The New Republic even recently brought up the saintly name of the late Senator Henry "Scoop" Jackson. "Like Scoop Jackson," Lawrence Kaplan noted in a tone of appropriate piety, "and unlike many contemporary conservatives, Lieberman believes in using military means to advance America’s ideals, not just its economic interests." Lieberman, a delighted Kaplan continues, "called on the Bush team to use force in Bosnia as early as 1992, cautioning that Milosevic may ‘have to look down the barrel of a gun before he stops his aggression.’." Kaplan contrasts the "vigorous" and "robust" Gore/Lieberman foreign policy with the contemptible Republican one. "Among the congressional Republicans," he writes, "a toxic blend of libertarian zeal, isolationism, and Clinton hatred has yielded a critique of American foreign policy that recalls nothing so much as the old Democratic one."
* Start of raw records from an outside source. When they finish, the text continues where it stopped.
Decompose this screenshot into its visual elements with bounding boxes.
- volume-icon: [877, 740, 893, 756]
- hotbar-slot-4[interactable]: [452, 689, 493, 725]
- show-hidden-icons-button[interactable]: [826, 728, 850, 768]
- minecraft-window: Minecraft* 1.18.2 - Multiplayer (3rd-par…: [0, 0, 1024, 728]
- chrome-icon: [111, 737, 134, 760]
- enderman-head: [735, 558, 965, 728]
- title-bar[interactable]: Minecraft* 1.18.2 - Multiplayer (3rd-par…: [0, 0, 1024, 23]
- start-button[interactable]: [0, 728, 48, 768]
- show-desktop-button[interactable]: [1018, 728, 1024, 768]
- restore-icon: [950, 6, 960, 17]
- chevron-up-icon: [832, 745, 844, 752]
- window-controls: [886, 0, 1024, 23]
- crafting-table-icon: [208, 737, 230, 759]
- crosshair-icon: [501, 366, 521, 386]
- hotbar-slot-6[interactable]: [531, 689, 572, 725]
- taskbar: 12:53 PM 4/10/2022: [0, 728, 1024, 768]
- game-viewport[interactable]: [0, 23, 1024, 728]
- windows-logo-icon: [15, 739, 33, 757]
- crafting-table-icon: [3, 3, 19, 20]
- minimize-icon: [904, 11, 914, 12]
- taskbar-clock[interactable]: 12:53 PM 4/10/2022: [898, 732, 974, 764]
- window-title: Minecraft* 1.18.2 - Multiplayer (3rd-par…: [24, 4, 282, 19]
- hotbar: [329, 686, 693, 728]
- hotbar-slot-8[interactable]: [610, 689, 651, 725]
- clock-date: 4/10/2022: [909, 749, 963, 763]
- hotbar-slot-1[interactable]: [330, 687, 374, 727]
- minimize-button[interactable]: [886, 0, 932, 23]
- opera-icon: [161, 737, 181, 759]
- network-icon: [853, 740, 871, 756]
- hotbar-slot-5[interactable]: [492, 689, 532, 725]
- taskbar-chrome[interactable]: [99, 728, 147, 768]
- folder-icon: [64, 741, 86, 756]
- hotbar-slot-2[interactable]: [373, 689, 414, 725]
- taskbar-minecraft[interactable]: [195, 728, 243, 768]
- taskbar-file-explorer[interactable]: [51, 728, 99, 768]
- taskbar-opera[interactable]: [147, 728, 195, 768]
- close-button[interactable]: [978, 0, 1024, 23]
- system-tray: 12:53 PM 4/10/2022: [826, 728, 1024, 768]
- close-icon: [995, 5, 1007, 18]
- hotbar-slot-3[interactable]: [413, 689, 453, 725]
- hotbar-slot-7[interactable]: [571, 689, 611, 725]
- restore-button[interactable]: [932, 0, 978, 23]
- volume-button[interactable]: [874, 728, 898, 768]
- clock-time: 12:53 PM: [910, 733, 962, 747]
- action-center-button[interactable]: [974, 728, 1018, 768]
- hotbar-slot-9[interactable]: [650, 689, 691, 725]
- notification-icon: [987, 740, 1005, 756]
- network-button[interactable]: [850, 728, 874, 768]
There can therefore be only two explanations for the "neo-conservative" support for Bush over Gore, neither of which is terribly flattering. Either they know that Bush is adopting the pseudo-Buchananite pose for electoral reasons. Once he is in the White House, US interventionism will continue along its merry course. Or, alternatively, what really matters to them is tax cuts. They want an American Empire on the cheap. Since it is unlikely that Bush does not in some way share a certain Republican caution about foreign entanglements, the second explanation is probably the closest to the truth.